In this Analysis, Michael T. Callahan discusses Am. Underground Eng'g, Inc. v. City of
Syracuse, 2011 U.S. Dist. LEXIS 117102 (N.D.N.Y Oct. 7, 2011) [enhanced version available to lexis.com subscribers],
finding that a contractor presented no proof how its home office overhead was
affected by the delay of a construction project. Included in this discussion is
a definition of "home office overhead," formulas for its calculation,
and a thorough explanation of why home office overhead is so hard to prove and
collect. The author writes:
Applying percentage to costs to determine home office overhead without
more does not show how home office overhead is affected by a delay. A 5% home
office percentage was applied and awarded in American Underground Engineering, Inc. v. City of Syracuse, 2011
U.S. Dist. LEXIS 117102 (N.D.N.Y. Oct. 7, 2011), but eventually remitted by the
U. S. District Court in New York because the contractor presented no proof how
its home office overhead was affected by the delayed project. American Underground is important
because it shows how difficult collecting additional home office overhead can
be; and that the simplicity of a percentage increase does not avoid the need to
prove how a delay affects home office overhead.

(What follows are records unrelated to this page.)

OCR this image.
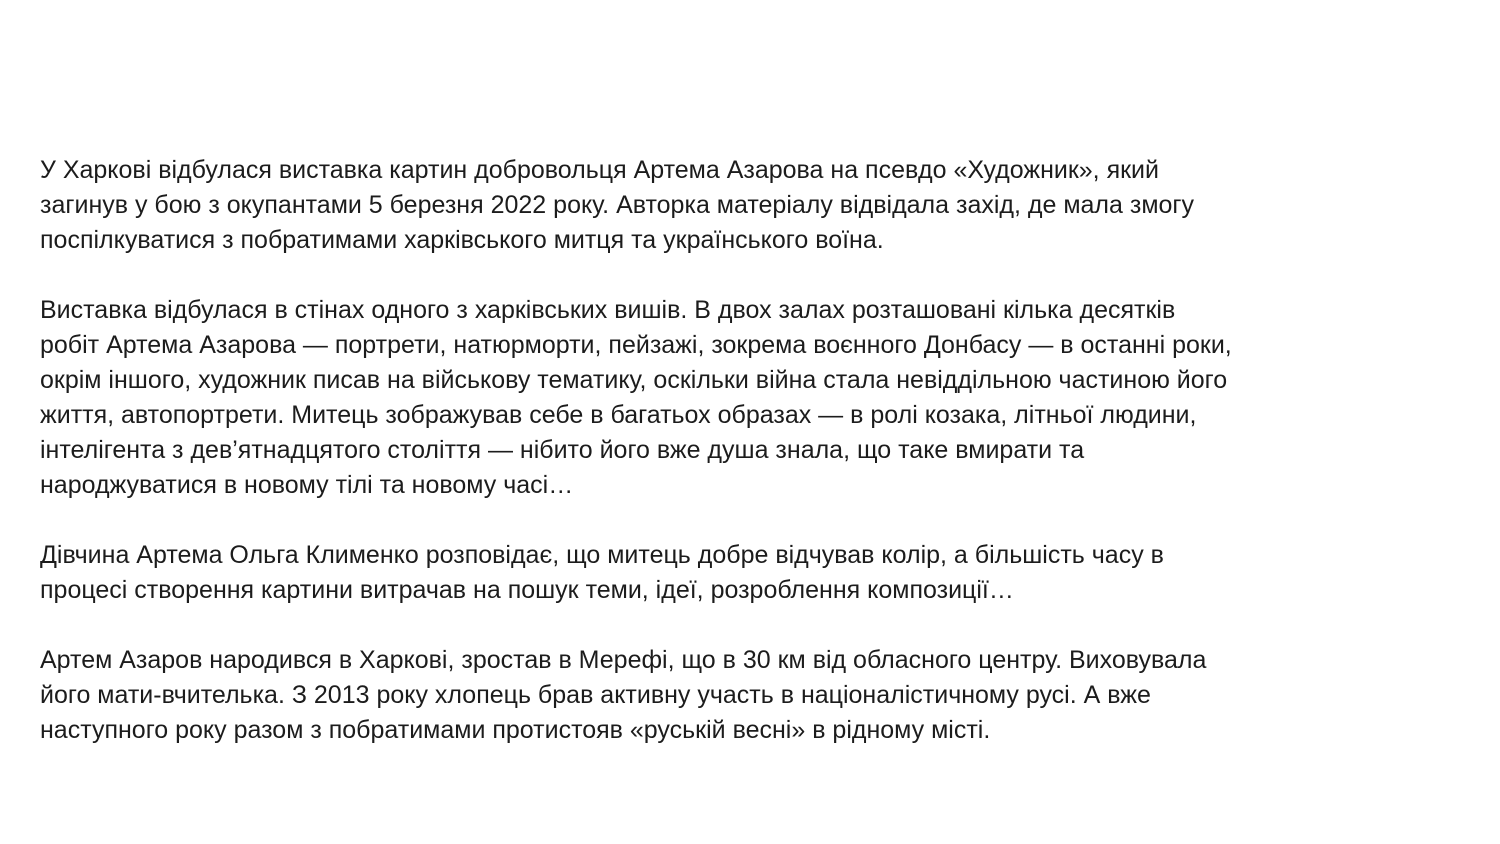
У Харкові відбулася виставка картин добровольця Артема Азарова на псевдо «Художник», який
загинув у бою з окупантами 5 березня 2022 року. Авторка матеріалу відвідала захід, де мала змогу
поспілкуватися з побратимами харківського митця та українського воїна.

Виставка відбулася в стінах одного з харківських вишів. В двох залах розташовані кілька десятків
робіт Артема Азарова — портрети, натюрморти, пейзажі, зокрема воєнного Донбасу — в останні роки,
окрім іншого, художник писав на військову тематику, оскільки війна стала невіддільною частиною його
життя, автопортрети. Митець зображував себе в багатьох образах — в ролі козака, літньої людини,
інтелігента з дев’ятнадцятого століття — нібито його вже душа знала, що таке вмирати та
народжуватися в новому тілі та новому часі…

Дівчина Артема Ольга Клименко розповідає, що митець добре відчував колір, а більшість часу в
процесі створення картини витрачав на пошук теми, ідеї, розроблення композиції…

Артем Азаров народився в Харкові, зростав в Мерефі, що в 30 км від обласного центру. Виховувала
його мати-вчителька. З 2013 року хлопець брав активну участь в націоналістичному русі. А вже
наступного року разом з побратимами протистояв «руській весні» в рідному місті.
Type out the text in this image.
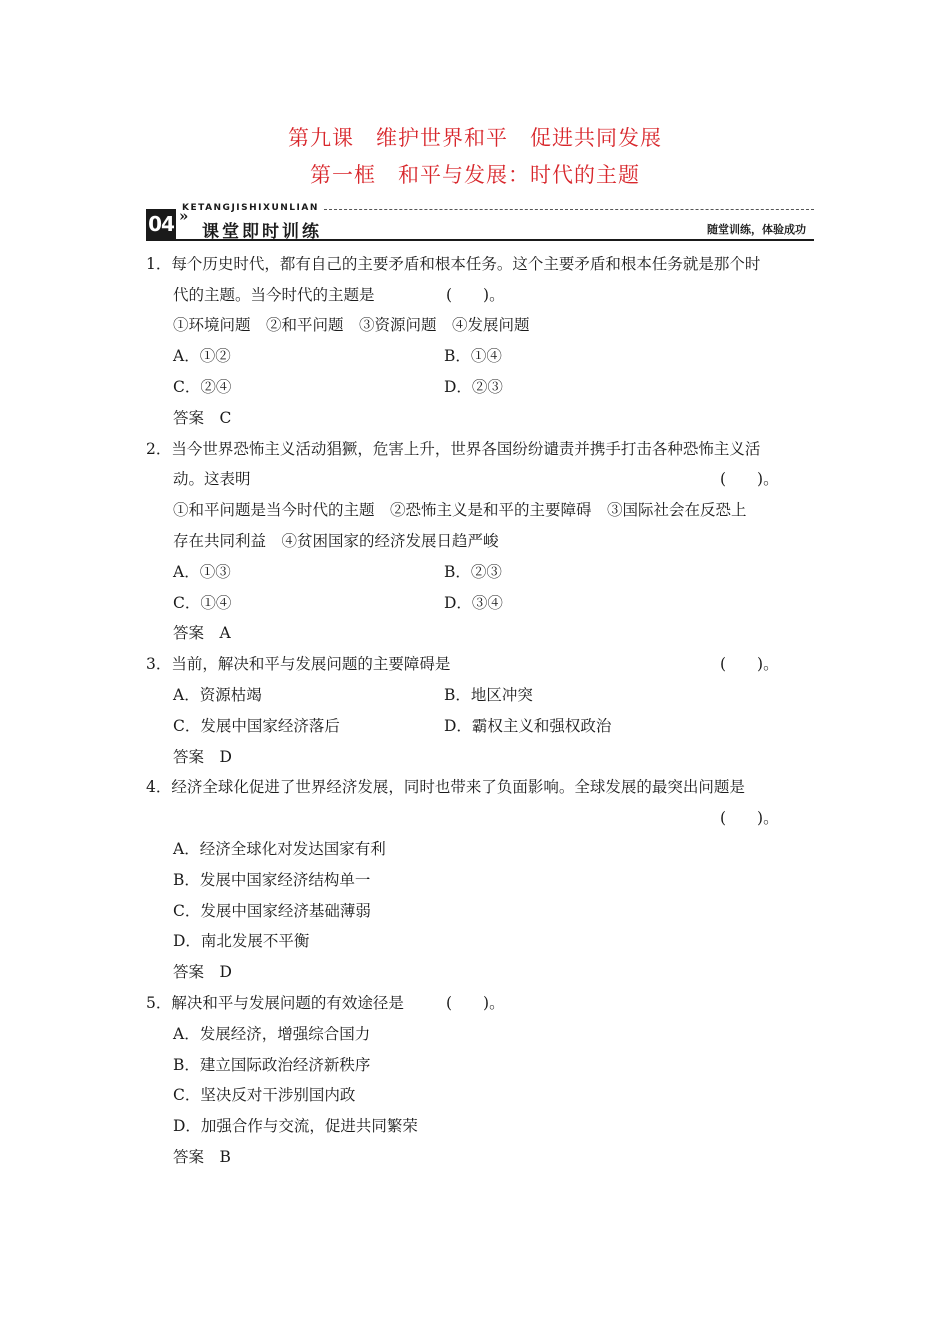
第九课　维护世界和平　促进共同发展
第一框　和平与发展：时代的主题
04 »
KETANGJISHIXUNLIAN
课堂即时训练	随堂训练，体验成功
1．每个历史时代，都有自己的主要矛盾和根本任务。这个主要矛盾和根本任务就是那个时
代的主题。当今时代的主题是	(　　)。
①环境问题　②和平问题　③资源问题　④发展问题
A．①②	B．①④
C．②④	D．②③
答案　C
2．当今世界恐怖主义活动猖獗，危害上升，世界各国纷纷谴责并携手打击各种恐怖主义活
动。这表明	(　　)。
①和平问题是当今时代的主题　②恐怖主义是和平的主要障碍　③国际社会在反恐上
存在共同利益　④贫困国家的经济发展日趋严峻
A．①③	B．②③
C．①④	D．③④
答案　A
3．当前，解决和平与发展问题的主要障碍是	(　　)。
A．资源枯竭	B．地区冲突
C．发展中国家经济落后	D．霸权主义和强权政治
答案　D
4．经济全球化促进了世界经济发展，同时也带来了负面影响。全球发展的最突出问题是
(　　)。
A．经济全球化对发达国家有利
B．发展中国家经济结构单一
C．发展中国家经济基础薄弱
D．南北发展不平衡
答案　D
5．解决和平与发展问题的有效途径是	(　　)。
A．发展经济，增强综合国力
B．建立国际政治经济新秩序
C．坚决反对干涉别国内政
D．加强合作与交流，促进共同繁荣
答案　B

I commented earlier in 2011 on another failure to collect home office
overhead in Redland Co. v. United States,
97 Fed. Cl. 736, 2011 U.S. Claims LEXIS 518 (Fed. Cl. Apr. 7, 2011) [enhanced version available to lexis.com subscribers].

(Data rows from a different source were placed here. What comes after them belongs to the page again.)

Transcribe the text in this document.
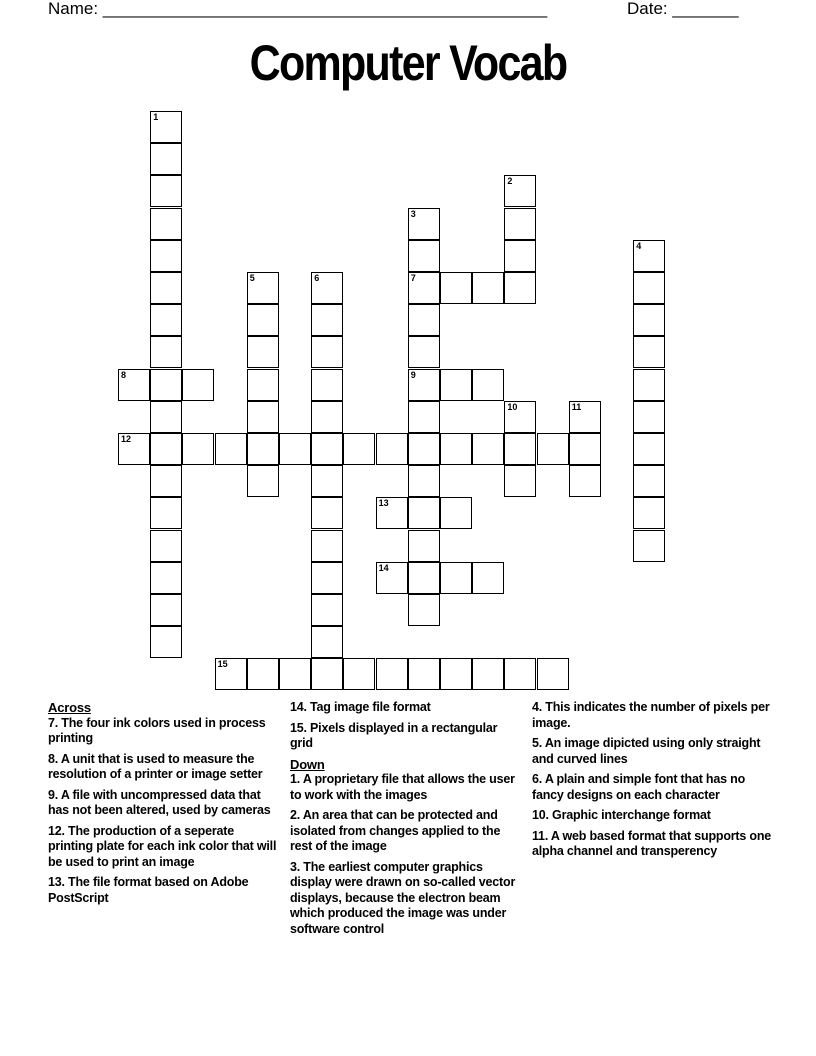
Name: _______________________________________________	Date: _______
Computer Vocab
7
8	9
12
13
14
15
1
2
3
4
5	6
10	11
Across
7. The four ink colors used in process printing
8. A unit that is used to measure the resolution of a printer or image setter
9. A file with uncompressed data that has not been altered, used by cameras
12. The production of a seperate printing plate for each ink color that will be used to print an image
13. The file format based on Adobe PostScript
14. Tag image file format
15. Pixels displayed in a rectangular grid
Down
1. A proprietary file that allows the user to work with the images
2. An area that can be protected and isolated from changes applied to the rest of the image
3. The earliest computer graphics display were drawn on so-called vector displays, because the electron beam which produced the image was under software control
4. This indicates the number of pixels per image.
5. An image dipicted using only straight and curved lines
6. A plain and simple font that has no fancy designs on each character
10. Graphic interchange format
11. A web based format that supports one alpha channel and transperency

See Michael T. Callahan on Redland Co. v.
United States, 2011
Emerging Issues 6025 (Oct. 2011). Redland
concerned the Eichleay formula, one
of the formulas more frequently used to calculate home office overhead. In Redland Co., the contractor's claim for
unabsorbed home office overhead did not strictly comply with court-imposed
restrictions on the Eichleay formula
and failed. I pointed out that the Redland
Co. decision was important because it limited the circumstances under which
a contractor "stood by"-one of the possible reasons why a project's
proportion of home office overhead increases-while a project was suspended,
making collection of home office overhead damages more difficult under the Eichleay formula.

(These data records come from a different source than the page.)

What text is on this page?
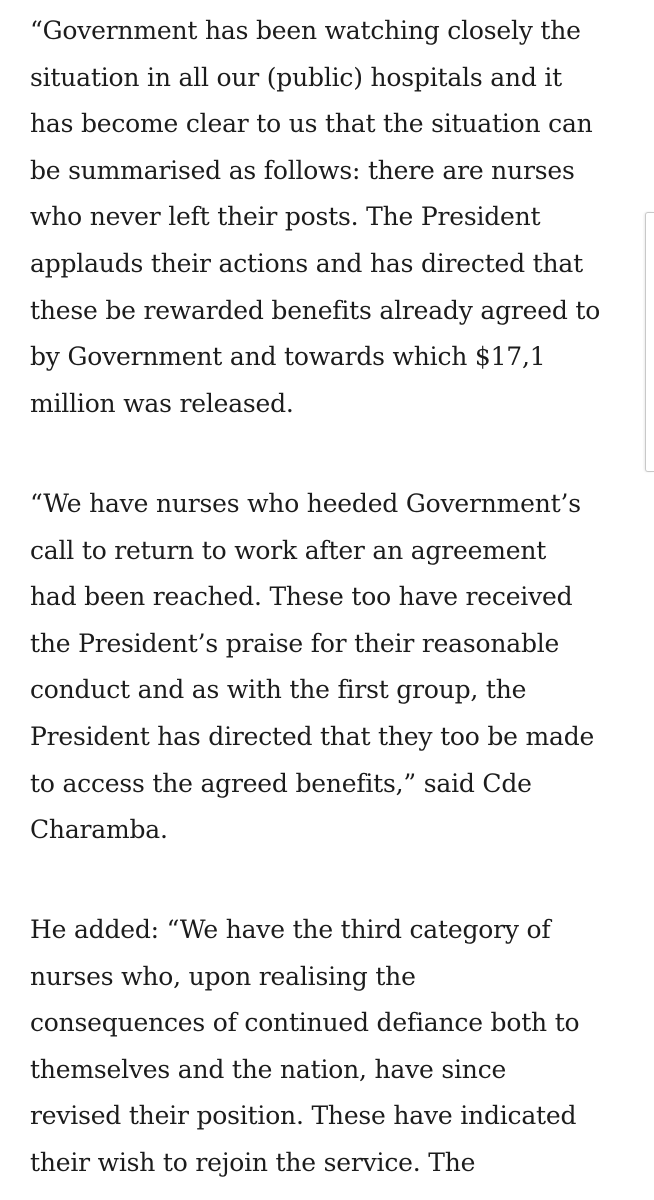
“Government has been watching closely the
situation in all our (public) hospitals and it
has become clear to us that the situation can
be summarised as follows: there are nurses
who never left their posts. The President
applauds their actions and has directed that
these be rewarded benefits already agreed to
by Government and towards which $17,1
million was released.

“We have nurses who heeded Government’s
call to return to work after an agreement
had been reached. These too have received
the President’s praise for their reasonable
conduct and as with the first group, the
President has directed that they too be made
to access the agreed benefits,” said Cde
Charamba.

He added: “We have the third category of
nurses who, upon realising the
consequences of continued defiance both to
themselves and the nation, have since
revised their position. These have indicated
their wish to rejoin the service. The
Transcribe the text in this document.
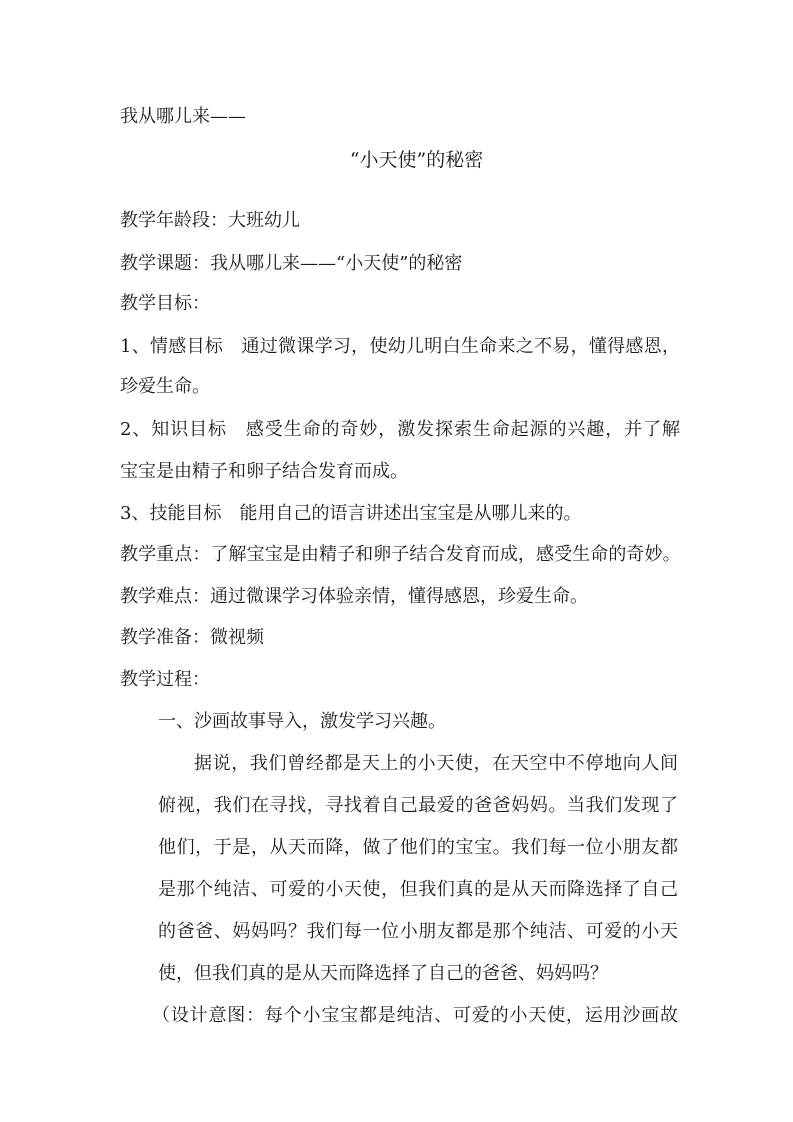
我从哪儿来——
“小天使”的秘密
教学年龄段：大班幼儿
教学课题：我从哪儿来——“小天使”的秘密
教学目标：
1、情感目标 通过微课学习，使幼儿明白生命来之不易，懂得感恩，
珍爱生命。
2、知识目标 感受生命的奇妙，激发探索生命起源的兴趣，并了解
宝宝是由精子和卵子结合发育而成。
3、技能目标 能用自己的语言讲述出宝宝是从哪儿来的。
教学重点：了解宝宝是由精子和卵子结合发育而成，感受生命的奇妙。
教学难点：通过微课学习体验亲情，懂得感恩，珍爱生命。
教学准备：微视频
教学过程：
一、沙画故事导入，激发学习兴趣。
据说，我们曾经都是天上的小天使，在天空中不停地向人间
俯视，我们在寻找，寻找着自己最爱的爸爸妈妈。当我们发现了
他们，于是，从天而降，做了他们的宝宝。我们每一位小朋友都
是那个纯洁、可爱的小天使，但我们真的是从天而降选择了自己
的爸爸、妈妈吗？我们每一位小朋友都是那个纯洁、可爱的小天
使，但我们真的是从天而降选择了自己的爸爸、妈妈吗？
（设计意图：每个小宝宝都是纯洁、可爱的小天使，运用沙画故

Home office overhead is part of the expenses necessary to generate a
company's project billings. Home office overhead comprises those overhead
expenses that cannot be identified with a particular job, like the president's
salary or liability insurance. If home office overhead remains the same and
project billings are reduced, home office overhead is said to be
under-absorbed, because its proportion to project billings is increased. If
sales dollars are increased and the value of home office overhead does not
change, home office overhead is said to be over-absorbed, because the
proportion to billings decreases.
....
Practice Point: The Eichleay Formula. The Eichleay formula computes the daily
amount of actual overhead that the contract would have absorbed and gives the
contractor that amount of daily overhead for each day of delay. The formula
compares the ratio of contract billings to total company billings for the
actual contract period to total home office overhead incurred during contract
period; then allocates overhead to the actual days of contract performance. The
allocated daily overhead is multiplied by the number of days of delay to
determine unabsorbed home office overhead. Barry B. Bramble and Michael T.
Callahan, Construction Delay Claims § 12.06[A] (4th Ed. 2010).